Hadisin verdiği mesajlar
1. İnsanın dostunu kaybetmesi en büyük musibetlerdendir. 2. Büyük musibetlere sabretmenin zorluğu nispetinde sonucu da büyüktür.  3. Başa gelen bela ve musibetlerin karşılığını Allah’tan ummak, Müslüman’dan beklenen yegane tavırdır.

BİR NÜKTE
Müslümanlık, huy güzelliğidir
Ahlâk, dinin özü ve ilâhi mesajın da en önemli bir esasıdır. Ahlâklı ve faziletli olmak eğer bir kahramanlıksa -ki öyledir-; bu meydanın gerçek kahramanları da peygamberler ve onları yürekten takip edenlerdir. Hakiki Müslüman olmanın en bariz vasfı ahlâklı olmaktır. Akıl ve hikmet gözüyle bakabilenler için Kur’ân ve Sünnet, âyet âyet, fasıl fasıl ahlâktır. Müslümanlık huy güzelliğidir buyuran Peygamber Efendimiz, bu gerçeği en veciz şekilde ortaya koymuştur.

Dünyaları aşmak
Millet olarak biz, bir ahlâk sisteminin mensupları ve bir ahlâk destanının çocuklarıyız.
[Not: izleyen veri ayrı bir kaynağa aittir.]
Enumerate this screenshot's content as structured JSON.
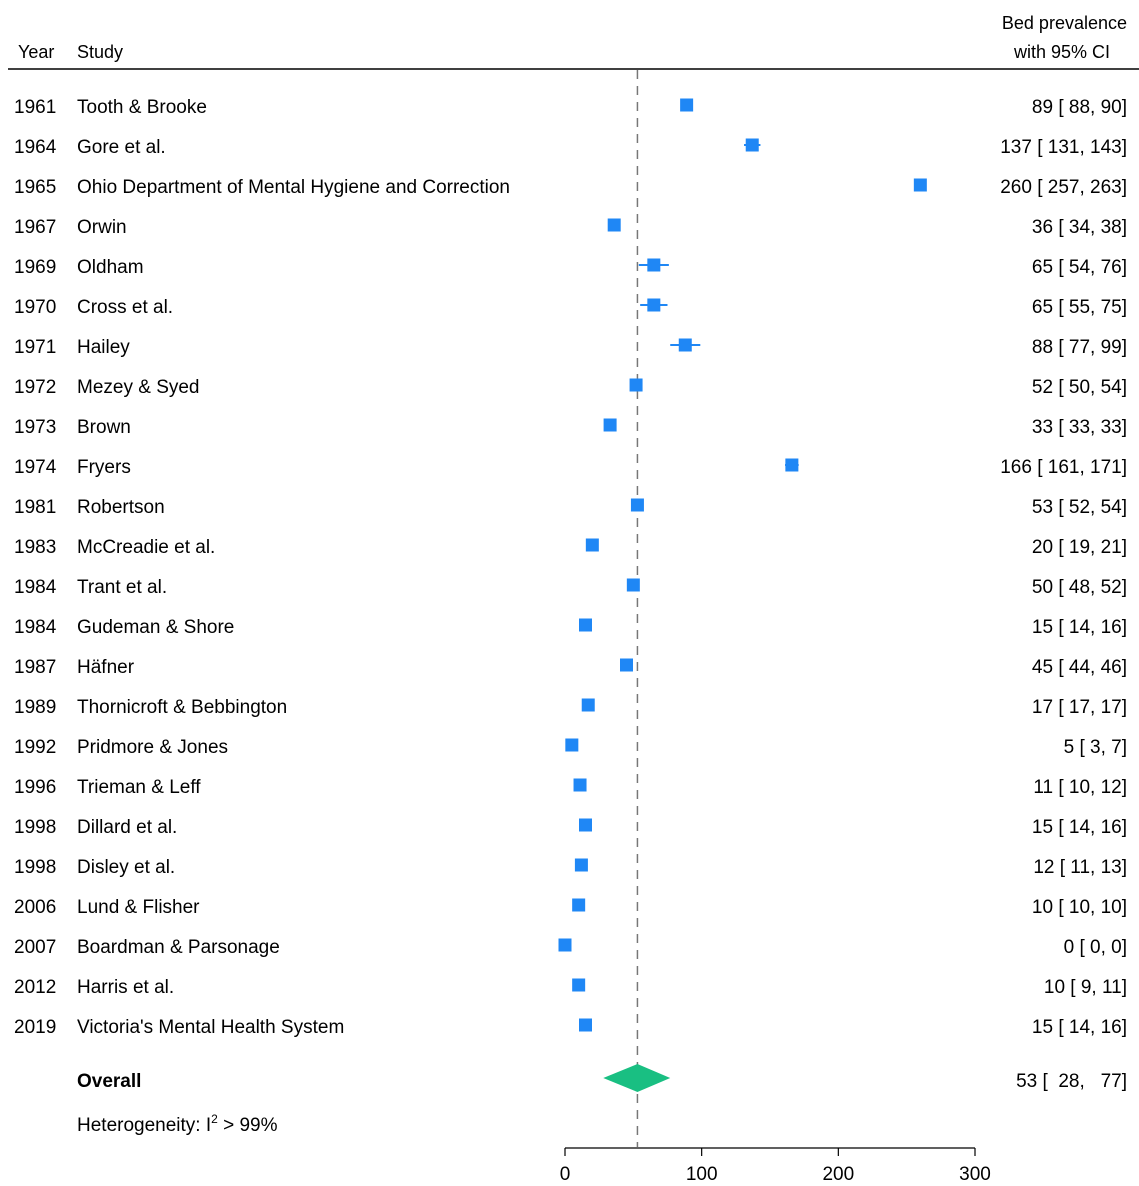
{
  "header": {
    "year_label": "Year",
    "study_label": "Study",
    "estimate_label_line1": "Bed prevalence",
    "estimate_label_line2": "with 95% CI"
  },
  "overall": {
    "label": "Overall",
    "text": "53 [  28,   77]"
  },
  "heterogeneity": {
    "prefix": "Heterogeneity: I",
    "superscript": "2",
    "suffix": " > 99%"
  },
  "colors": {
    "marker": "#1f87f5",
    "diamond": "#19bf82",
    "reference_line": "#777777"
  },
  "chart_data": {
    "type": "forest",
    "xlim": [
      0,
      300
    ],
    "xticks": [
      0,
      100,
      200,
      300
    ],
    "reference_value": 53,
    "grid": false,
    "studies": [
      {
        "year": "1961",
        "study": "Tooth & Brooke",
        "est": 89,
        "lo": 88,
        "hi": 90,
        "text": "89 [  88,   90]"
      },
      {
        "year": "1964",
        "study": "Gore et al.",
        "est": 137,
        "lo": 131,
        "hi": 143,
        "text": "137 [ 131,  143]"
      },
      {
        "year": "1965",
        "study": "Ohio Department of Mental Hygiene and Correction",
        "est": 260,
        "lo": 257,
        "hi": 263,
        "text": "260 [ 257,  263]"
      },
      {
        "year": "1967",
        "study": "Orwin",
        "est": 36,
        "lo": 34,
        "hi": 38,
        "text": "36 [  34,   38]"
      },
      {
        "year": "1969",
        "study": "Oldham",
        "est": 65,
        "lo": 54,
        "hi": 76,
        "text": "65 [  54,   76]"
      },
      {
        "year": "1970",
        "study": "Cross et al.",
        "est": 65,
        "lo": 55,
        "hi": 75,
        "text": "65 [  55,   75]"
      },
      {
        "year": "1971",
        "study": "Hailey",
        "est": 88,
        "lo": 77,
        "hi": 99,
        "text": "88 [  77,   99]"
      },
      {
        "year": "1972",
        "study": "Mezey & Syed",
        "est": 52,
        "lo": 50,
        "hi": 54,
        "text": "52 [  50,   54]"
      },
      {
        "year": "1973",
        "study": "Brown",
        "est": 33,
        "lo": 33,
        "hi": 33,
        "text": "33 [  33,   33]"
      },
      {
        "year": "1974",
        "study": "Fryers",
        "est": 166,
        "lo": 161,
        "hi": 171,
        "text": "166 [ 161,  171]"
      },
      {
        "year": "1981",
        "study": "Robertson",
        "est": 53,
        "lo": 52,
        "hi": 54,
        "text": "53 [  52,   54]"
      },
      {
        "year": "1983",
        "study": "McCreadie et al.",
        "est": 20,
        "lo": 19,
        "hi": 21,
        "text": "20 [  19,   21]"
      },
      {
        "year": "1984",
        "study": "Trant et al.",
        "est": 50,
        "lo": 48,
        "hi": 52,
        "text": "50 [  48,   52]"
      },
      {
        "year": "1984",
        "study": "Gudeman & Shore",
        "est": 15,
        "lo": 14,
        "hi": 16,
        "text": "15 [  14,   16]"
      },
      {
        "year": "1987",
        "study": "Häfner",
        "est": 45,
        "lo": 44,
        "hi": 46,
        "text": "45 [  44,   46]"
      },
      {
        "year": "1989",
        "study": "Thornicroft & Bebbington",
        "est": 17,
        "lo": 17,
        "hi": 17,
        "text": "17 [  17,   17]"
      },
      {
        "year": "1992",
        "study": "Pridmore & Jones",
        "est": 5,
        "lo": 3,
        "hi": 7,
        "text": "5 [   3,    7]"
      },
      {
        "year": "1996",
        "study": "Trieman & Leff",
        "est": 11,
        "lo": 10,
        "hi": 12,
        "text": "11 [  10,   12]"
      },
      {
        "year": "1998",
        "study": "Dillard et al.",
        "est": 15,
        "lo": 14,
        "hi": 16,
        "text": "15 [  14,   16]"
      },
      {
        "year": "1998",
        "study": "Disley et al.",
        "est": 12,
        "lo": 11,
        "hi": 13,
        "text": "12 [  11,   13]"
      },
      {
        "year": "2006",
        "study": "Lund & Flisher",
        "est": 10,
        "lo": 10,
        "hi": 10,
        "text": "10 [  10,   10]"
      },
      {
        "year": "2007",
        "study": "Boardman & Parsonage",
        "est": 0,
        "lo": 0,
        "hi": 0,
        "text": "0 [   0,    0]"
      },
      {
        "year": "2012",
        "study": "Harris et al.",
        "est": 10,
        "lo": 9,
        "hi": 11,
        "text": "10 [   9,   11]"
      },
      {
        "year": "2019",
        "study": "Victoria's Mental Health System",
        "est": 15,
        "lo": 14,
        "hi": 16,
        "text": "15 [  14,   16]"
      }
    ],
    "overall": {
      "est": 53,
      "lo": 28,
      "hi": 77
    }
  }
}
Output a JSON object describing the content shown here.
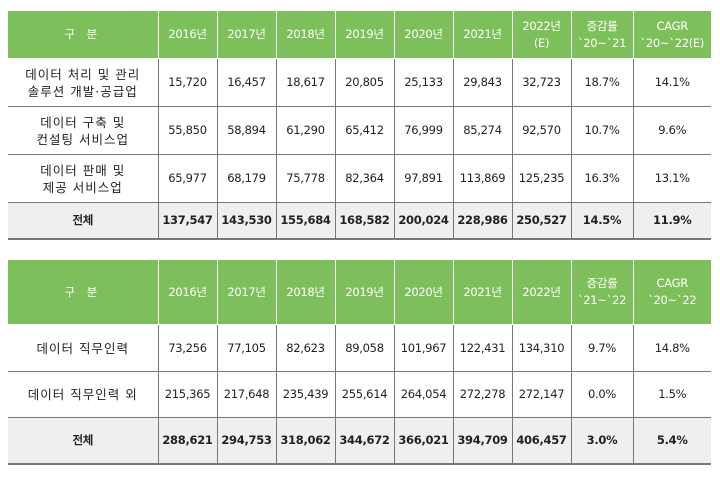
{
  "table1": {
    "headers": [
      "구 분",
      "2016년",
      "2017년",
      "2018년",
      "2019년",
      "2020년",
      "2021년",
      "2022년\n(E)",
      "증감률\n`20~`21",
      "CAGR\n`20~`22(E)"
    ],
    "rows": [
      [
        "데이터 처리 및 관리\n솔루션 개발·공급업",
        "15,720",
        "16,457",
        "18,617",
        "20,805",
        "25,133",
        "29,843",
        "32,723",
        "18.7%",
        "14.1%"
      ],
      [
        "데이터 구축 및\n컨설팅 서비스업",
        "55,850",
        "58,894",
        "61,290",
        "65,412",
        "76,999",
        "85,274",
        "92,570",
        "10.7%",
        "9.6%"
      ],
      [
        "데이터 판매 및\n제공 서비스업",
        "65,977",
        "68,179",
        "75,778",
        "82,364",
        "97,891",
        "113,869",
        "125,235",
        "16.3%",
        "13.1%"
      ],
      [
        "전체",
        "137,547",
        "143,530",
        "155,684",
        "168,582",
        "200,024",
        "228,986",
        "250,527",
        "14.5%",
        "11.9%"
      ]
    ]
  },
  "table2": {
    "headers": [
      "구 분",
      "2016년",
      "2017년",
      "2018년",
      "2019년",
      "2020년",
      "2021년",
      "2022년",
      "증감률\n`21~`22",
      "CAGR\n`20~`22"
    ],
    "rows": [
      [
        "데이터 직무인력",
        "73,256",
        "77,105",
        "82,623",
        "89,058",
        "101,967",
        "122,431",
        "134,310",
        "9.7%",
        "14.8%"
      ],
      [
        "데이터 직무인력 외",
        "215,365",
        "217,648",
        "235,439",
        "255,614",
        "264,054",
        "272,278",
        "272,147",
        "0.0%",
        "1.5%"
      ],
      [
        "전체",
        "288,621",
        "294,753",
        "318,062",
        "344,672",
        "366,021",
        "394,709",
        "406,457",
        "3.0%",
        "5.4%"
      ]
    ]
  },
  "colors": {
    "header_bg": "#7dbf5a",
    "total_bg": "#efefef"
  }
}
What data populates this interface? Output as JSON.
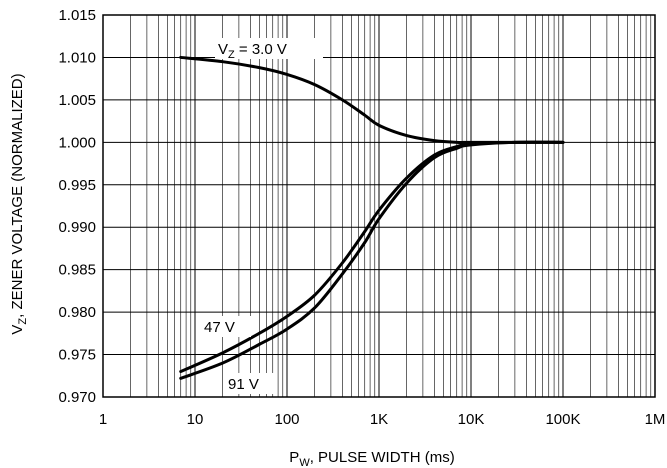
{
  "chart_data": {
    "type": "line",
    "xscale": "log",
    "xlim": [
      1,
      1000000
    ],
    "ylim": [
      0.97,
      1.015
    ],
    "grid": true,
    "xlabel": {
      "main": "P",
      "sub": "W",
      "rest": ", PULSE WIDTH (ms)"
    },
    "ylabel": {
      "main": "V",
      "sub": "Z",
      "rest": ", ZENER VOLTAGE (NORMALIZED)"
    },
    "x_tick_labels": [
      "1",
      "10",
      "100",
      "1K",
      "10K",
      "100K",
      "1M"
    ],
    "x_tick_values": [
      1,
      10,
      100,
      1000,
      10000,
      100000,
      1000000
    ],
    "y_tick_labels": [
      "0.970",
      "0.975",
      "0.980",
      "0.985",
      "0.990",
      "0.995",
      "1.000",
      "1.005",
      "1.010",
      "1.015"
    ],
    "y_tick_values": [
      0.97,
      0.975,
      0.98,
      0.985,
      0.99,
      0.995,
      1.0,
      1.005,
      1.01,
      1.015
    ],
    "series": [
      {
        "name": "VZ = 3.0 V",
        "label": {
          "main": "V",
          "sub": "Z",
          "rest": " = 3.0 V"
        },
        "x": [
          7,
          20,
          50,
          100,
          200,
          400,
          700,
          1000,
          2000,
          4000,
          7000,
          10000,
          30000,
          100000
        ],
        "y": [
          1.01,
          1.0095,
          1.0088,
          1.008,
          1.0068,
          1.005,
          1.0032,
          1.002,
          1.0008,
          1.0002,
          1.0,
          1.0,
          1.0,
          1.0
        ]
      },
      {
        "name": "47 V",
        "label": {
          "main": "47 V",
          "sub": "",
          "rest": ""
        },
        "x": [
          7,
          20,
          50,
          100,
          200,
          400,
          700,
          1000,
          2000,
          4000,
          7000,
          10000,
          30000,
          100000
        ],
        "y": [
          0.973,
          0.9752,
          0.9775,
          0.9795,
          0.982,
          0.9858,
          0.9895,
          0.992,
          0.9958,
          0.9985,
          0.9995,
          0.9998,
          1.0,
          1.0
        ]
      },
      {
        "name": "91 V",
        "label": {
          "main": "91 V",
          "sub": "",
          "rest": ""
        },
        "x": [
          7,
          20,
          50,
          100,
          200,
          400,
          700,
          1000,
          2000,
          4000,
          7000,
          10000,
          30000,
          100000
        ],
        "y": [
          0.9722,
          0.974,
          0.9762,
          0.978,
          0.9805,
          0.9845,
          0.9882,
          0.991,
          0.9952,
          0.9982,
          0.9993,
          0.9997,
          1.0,
          1.0
        ]
      }
    ]
  }
}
Hiçbir düşünce, hiçbir fantezi bizim ahlâkımızı sarsamaz ve sarsmamalı; biz onunla dünyaları aşıp ebedlere ulaşmayı düşlüyoruz.. ve Allah ihsanlarının ayrı bir derinliği sayılan metafizik gücümüzle de bunu gerçekleştireceğimize inanıyoruz.

ALTIN ÖĞÜTLER
Başkalarının kusurlarını araştırma
Sahabeden sonra gelen neslin büyüklerinden Hasan-ı Basrî Hazretleri bizlere şu nasihatte bulunuyor: Sizler kalplerinize çok dikkat edin. Onları devamlı Allah’ın zikri ile yenileyin. Zira kalp çabuk paslanır. Nefislerinizi de dizginleyin. Çünkü o çok azgındır. Eğer siz nefislerinizin kötü isteklerine mâni olmazsanız, o bir gün sizi korkunç bir uçuruma yuvarlar. Kendi ayıplarınız dururken başkalarını ayıplamaktan vazgeçmedikçe kâmil iman sahibi olamazsınız. O hâlde, başkalarının ayıplarına bakmadan evvel kendi ayıplarınıza bir göz atın; onları düzelterek işe başlayın!